If you're writing your own client applications, you must use the appropriate database driver to connect to a PostgreSQL database. Many of these libraries are programming-language dependent. They are maintained by independent third parties. Azure Database for PostgreSQL supports client libraries for Python, PHP, Node.js, Java, Ruby, Go, C# (.NET), ODBC, C, and C++.

Client retry logic

As mentioned earlier, some events—such as failover during high availability recovery, and scaling up the CPU resources—can cause a brief loss in connectivity. Any transactions in progress will be rolled back. Azure Database for PostgreSQL automatically redirects a connected client to a working node, but any operations being performed by the client at that time will return an error. You should treat this occurrence as a transient exception. Your application code should be prepared to catch these exceptions and retry them.

PostgreSQL features supported in Azure Database for PostgreSQL

Azure Database for PostgreSQL supports most features commonly used by PostgreSQL databases, but there are some exceptions. If you require an unsupported feature, you'll either need to rework your database and application code to remove this dependency, or consider running PostgreSQL in a virtual machine. In the latter case, you'll have to take responsibility for managing and maintaining the server.

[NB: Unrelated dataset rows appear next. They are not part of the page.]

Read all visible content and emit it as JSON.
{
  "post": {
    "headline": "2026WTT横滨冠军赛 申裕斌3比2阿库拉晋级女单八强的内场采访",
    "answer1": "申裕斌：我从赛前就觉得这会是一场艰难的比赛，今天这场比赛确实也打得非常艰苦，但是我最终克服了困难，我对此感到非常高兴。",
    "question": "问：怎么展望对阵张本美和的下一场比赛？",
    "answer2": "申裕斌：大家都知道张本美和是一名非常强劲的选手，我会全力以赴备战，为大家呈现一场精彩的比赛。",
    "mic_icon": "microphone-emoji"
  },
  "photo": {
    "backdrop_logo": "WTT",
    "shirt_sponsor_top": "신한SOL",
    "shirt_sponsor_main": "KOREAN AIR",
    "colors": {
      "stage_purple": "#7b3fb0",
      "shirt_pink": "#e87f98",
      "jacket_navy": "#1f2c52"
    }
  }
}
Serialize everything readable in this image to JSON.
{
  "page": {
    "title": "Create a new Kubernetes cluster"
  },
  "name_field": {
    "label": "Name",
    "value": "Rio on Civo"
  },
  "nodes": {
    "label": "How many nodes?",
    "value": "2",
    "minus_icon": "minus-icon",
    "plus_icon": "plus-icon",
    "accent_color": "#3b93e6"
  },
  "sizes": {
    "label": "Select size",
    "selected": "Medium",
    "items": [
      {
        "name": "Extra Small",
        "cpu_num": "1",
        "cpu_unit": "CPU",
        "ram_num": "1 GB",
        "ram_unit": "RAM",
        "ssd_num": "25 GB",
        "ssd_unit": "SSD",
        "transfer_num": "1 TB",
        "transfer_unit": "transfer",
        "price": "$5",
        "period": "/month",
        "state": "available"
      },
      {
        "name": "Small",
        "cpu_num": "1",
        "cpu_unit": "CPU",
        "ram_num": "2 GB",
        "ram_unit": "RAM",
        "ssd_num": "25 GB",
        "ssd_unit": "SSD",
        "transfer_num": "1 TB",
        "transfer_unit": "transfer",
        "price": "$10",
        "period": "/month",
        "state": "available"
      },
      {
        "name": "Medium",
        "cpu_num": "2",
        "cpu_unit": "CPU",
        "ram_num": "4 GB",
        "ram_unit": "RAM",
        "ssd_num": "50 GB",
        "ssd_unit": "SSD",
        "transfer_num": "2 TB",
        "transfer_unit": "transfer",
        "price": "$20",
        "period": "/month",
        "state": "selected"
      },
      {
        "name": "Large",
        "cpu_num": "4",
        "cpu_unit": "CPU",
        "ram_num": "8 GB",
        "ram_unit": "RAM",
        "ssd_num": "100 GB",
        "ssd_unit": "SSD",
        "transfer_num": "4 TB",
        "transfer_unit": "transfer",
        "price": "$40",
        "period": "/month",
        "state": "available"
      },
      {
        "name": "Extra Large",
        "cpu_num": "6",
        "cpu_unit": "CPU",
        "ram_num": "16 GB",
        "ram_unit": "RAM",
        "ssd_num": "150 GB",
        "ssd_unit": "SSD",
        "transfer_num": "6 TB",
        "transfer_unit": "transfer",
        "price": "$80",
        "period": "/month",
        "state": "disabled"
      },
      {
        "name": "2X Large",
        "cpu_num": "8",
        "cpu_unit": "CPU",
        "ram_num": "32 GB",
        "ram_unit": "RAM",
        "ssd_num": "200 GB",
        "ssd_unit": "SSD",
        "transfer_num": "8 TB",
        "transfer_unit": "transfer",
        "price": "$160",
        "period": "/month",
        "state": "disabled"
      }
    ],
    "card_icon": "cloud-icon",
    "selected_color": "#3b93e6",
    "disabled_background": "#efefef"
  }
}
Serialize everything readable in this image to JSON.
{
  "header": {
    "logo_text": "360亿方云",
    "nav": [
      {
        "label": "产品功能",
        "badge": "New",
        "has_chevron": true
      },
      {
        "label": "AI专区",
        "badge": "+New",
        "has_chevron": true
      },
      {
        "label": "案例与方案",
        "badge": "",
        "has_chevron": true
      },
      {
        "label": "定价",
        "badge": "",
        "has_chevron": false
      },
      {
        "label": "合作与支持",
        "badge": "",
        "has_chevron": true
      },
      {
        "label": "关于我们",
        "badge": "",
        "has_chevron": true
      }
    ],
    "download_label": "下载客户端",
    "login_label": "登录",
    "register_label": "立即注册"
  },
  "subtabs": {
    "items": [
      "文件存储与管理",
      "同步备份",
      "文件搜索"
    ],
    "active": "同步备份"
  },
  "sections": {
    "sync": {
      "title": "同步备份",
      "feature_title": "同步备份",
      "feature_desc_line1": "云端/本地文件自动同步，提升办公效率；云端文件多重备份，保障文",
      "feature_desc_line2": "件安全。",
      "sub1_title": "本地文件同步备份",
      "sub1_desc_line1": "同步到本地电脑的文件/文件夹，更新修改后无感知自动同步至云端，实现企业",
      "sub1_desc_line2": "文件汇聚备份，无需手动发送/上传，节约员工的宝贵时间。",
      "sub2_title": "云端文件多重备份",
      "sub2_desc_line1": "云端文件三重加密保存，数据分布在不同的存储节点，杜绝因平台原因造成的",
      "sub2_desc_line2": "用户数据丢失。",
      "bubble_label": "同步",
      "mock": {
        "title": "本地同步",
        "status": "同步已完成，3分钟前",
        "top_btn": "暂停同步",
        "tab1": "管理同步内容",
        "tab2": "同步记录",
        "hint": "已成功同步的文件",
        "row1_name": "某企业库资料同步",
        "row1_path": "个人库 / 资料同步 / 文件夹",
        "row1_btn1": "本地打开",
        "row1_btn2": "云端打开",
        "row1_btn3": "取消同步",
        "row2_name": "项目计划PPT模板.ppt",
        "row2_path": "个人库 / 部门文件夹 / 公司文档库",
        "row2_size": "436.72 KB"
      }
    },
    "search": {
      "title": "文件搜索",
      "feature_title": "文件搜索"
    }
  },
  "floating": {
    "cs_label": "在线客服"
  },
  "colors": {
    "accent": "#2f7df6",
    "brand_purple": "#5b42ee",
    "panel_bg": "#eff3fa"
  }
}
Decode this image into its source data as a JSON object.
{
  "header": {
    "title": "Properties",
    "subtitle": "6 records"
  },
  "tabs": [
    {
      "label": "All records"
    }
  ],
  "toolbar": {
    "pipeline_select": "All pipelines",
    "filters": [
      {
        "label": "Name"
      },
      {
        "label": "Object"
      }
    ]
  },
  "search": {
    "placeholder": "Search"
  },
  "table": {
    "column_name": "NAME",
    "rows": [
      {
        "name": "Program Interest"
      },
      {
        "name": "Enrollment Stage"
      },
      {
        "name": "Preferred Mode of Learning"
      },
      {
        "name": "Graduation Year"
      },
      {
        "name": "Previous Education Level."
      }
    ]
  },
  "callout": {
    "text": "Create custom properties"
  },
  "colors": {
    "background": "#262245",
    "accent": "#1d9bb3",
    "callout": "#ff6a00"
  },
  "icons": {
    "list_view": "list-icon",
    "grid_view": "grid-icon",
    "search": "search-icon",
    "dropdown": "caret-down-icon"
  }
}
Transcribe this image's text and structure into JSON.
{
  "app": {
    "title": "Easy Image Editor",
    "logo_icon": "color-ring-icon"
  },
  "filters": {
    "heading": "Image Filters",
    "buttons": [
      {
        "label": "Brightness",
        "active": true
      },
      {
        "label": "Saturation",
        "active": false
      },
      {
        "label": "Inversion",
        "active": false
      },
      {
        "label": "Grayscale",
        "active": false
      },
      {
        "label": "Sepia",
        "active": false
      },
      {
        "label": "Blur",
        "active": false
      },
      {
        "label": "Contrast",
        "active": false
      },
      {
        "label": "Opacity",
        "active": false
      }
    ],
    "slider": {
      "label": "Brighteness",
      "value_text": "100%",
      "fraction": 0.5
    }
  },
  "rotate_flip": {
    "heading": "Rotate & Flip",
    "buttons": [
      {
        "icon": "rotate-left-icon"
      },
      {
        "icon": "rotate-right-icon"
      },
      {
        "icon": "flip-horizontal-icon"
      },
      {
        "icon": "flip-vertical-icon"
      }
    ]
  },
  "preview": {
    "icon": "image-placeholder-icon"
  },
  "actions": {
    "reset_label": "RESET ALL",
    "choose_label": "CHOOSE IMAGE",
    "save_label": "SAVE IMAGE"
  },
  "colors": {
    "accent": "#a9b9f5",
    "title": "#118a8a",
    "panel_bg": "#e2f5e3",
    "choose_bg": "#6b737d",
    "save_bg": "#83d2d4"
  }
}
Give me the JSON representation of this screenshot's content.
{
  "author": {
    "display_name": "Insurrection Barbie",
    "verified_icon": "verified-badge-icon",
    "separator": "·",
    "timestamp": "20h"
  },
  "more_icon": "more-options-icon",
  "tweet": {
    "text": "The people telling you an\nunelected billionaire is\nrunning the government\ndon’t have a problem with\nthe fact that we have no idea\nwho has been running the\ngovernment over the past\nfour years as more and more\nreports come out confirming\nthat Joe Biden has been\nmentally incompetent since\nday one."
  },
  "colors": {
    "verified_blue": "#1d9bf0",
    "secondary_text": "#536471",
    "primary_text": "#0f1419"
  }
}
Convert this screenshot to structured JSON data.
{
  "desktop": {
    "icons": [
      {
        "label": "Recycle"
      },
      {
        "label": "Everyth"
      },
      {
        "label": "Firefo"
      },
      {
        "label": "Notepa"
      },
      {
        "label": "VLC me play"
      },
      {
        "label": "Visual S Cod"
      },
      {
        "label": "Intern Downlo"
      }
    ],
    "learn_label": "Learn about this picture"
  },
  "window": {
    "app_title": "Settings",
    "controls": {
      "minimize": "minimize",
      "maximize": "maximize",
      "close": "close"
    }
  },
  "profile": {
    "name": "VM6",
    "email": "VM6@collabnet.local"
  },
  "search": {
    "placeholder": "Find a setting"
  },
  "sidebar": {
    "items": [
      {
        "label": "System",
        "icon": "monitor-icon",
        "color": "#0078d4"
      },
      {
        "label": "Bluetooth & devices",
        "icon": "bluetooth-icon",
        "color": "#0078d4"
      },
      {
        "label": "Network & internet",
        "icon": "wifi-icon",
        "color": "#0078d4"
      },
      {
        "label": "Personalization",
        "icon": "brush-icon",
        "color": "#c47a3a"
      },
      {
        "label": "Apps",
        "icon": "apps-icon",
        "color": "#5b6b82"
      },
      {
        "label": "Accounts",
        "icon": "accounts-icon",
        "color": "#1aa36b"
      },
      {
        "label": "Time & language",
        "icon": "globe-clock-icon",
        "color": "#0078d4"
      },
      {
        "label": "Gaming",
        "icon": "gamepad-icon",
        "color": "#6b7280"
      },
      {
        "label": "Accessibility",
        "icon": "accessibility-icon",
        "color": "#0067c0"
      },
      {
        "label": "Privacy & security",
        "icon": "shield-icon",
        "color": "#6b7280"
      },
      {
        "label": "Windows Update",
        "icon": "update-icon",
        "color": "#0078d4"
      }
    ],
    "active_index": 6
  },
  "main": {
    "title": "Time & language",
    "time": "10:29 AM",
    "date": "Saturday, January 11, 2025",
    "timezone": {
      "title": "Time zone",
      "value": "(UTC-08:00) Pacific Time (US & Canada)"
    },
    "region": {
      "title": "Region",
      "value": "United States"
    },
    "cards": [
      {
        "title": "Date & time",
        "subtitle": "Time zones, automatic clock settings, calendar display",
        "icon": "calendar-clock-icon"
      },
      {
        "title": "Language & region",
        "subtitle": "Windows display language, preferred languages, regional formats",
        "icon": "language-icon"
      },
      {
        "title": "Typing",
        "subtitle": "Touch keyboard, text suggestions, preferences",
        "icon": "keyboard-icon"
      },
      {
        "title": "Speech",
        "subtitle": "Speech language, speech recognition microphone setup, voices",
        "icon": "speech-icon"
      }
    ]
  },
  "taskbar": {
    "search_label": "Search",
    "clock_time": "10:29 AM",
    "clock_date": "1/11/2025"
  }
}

Supported extensions in Azure Database for PostgreSQL

Much PostgreSQL functionality is encapsulated in extensions. Extensions are packages of SQL objects and code that are stored on the server—they can be loaded into a database using the CREATE EXTENSION command. Azure Database for PostgreSQL currently provides many commonly-used extensions for:

  • Data types
  • Functions
  • Full-text search
  • Indexes (bloom, btree_gist, and btree_gin)
  • The plpgsql language
  • PostGIS
  • Many administrative functions

You use the dblink and postgres_fdw packages to connect one PostgreSQL server to another—this enables code in one server to access data held in another. In Azure Database for PostgreSQL, you can only connect between servers created using Azure Database for PostgreSQL. You can't create outbound connections to PostgreSQL servers hosted elsewhere, such as on-premises or in a virtual machine.

Note

The list of supported extensions is continuously under review, and can change. You'll generate a list of the extensions supported with the following query. Note that you can't create your own custom extensions and upload them to Azure Database for PostgreSQL:

SELECT * FROM pg_available_extensions;

Azure Database for PostgreSQL includes the TimescaleDB database as an optional extension. This database contains time-oriented analytical functions and other features that support time-series workloads. To use this database, select the TIMESCALEDB option in the shared_preload_libraries server parameter, and then restart the server.

Language support for stored procedures and triggers

Support for languages other than plpgsql typically requires you to compile your stored procedure or trigger code separately, and upload the compiled library to the server. Mainly because of security reasons, you can't do this with Azure Database for PostgreSQL. If you have code written in other languages, you'll have to port it to plpgsql.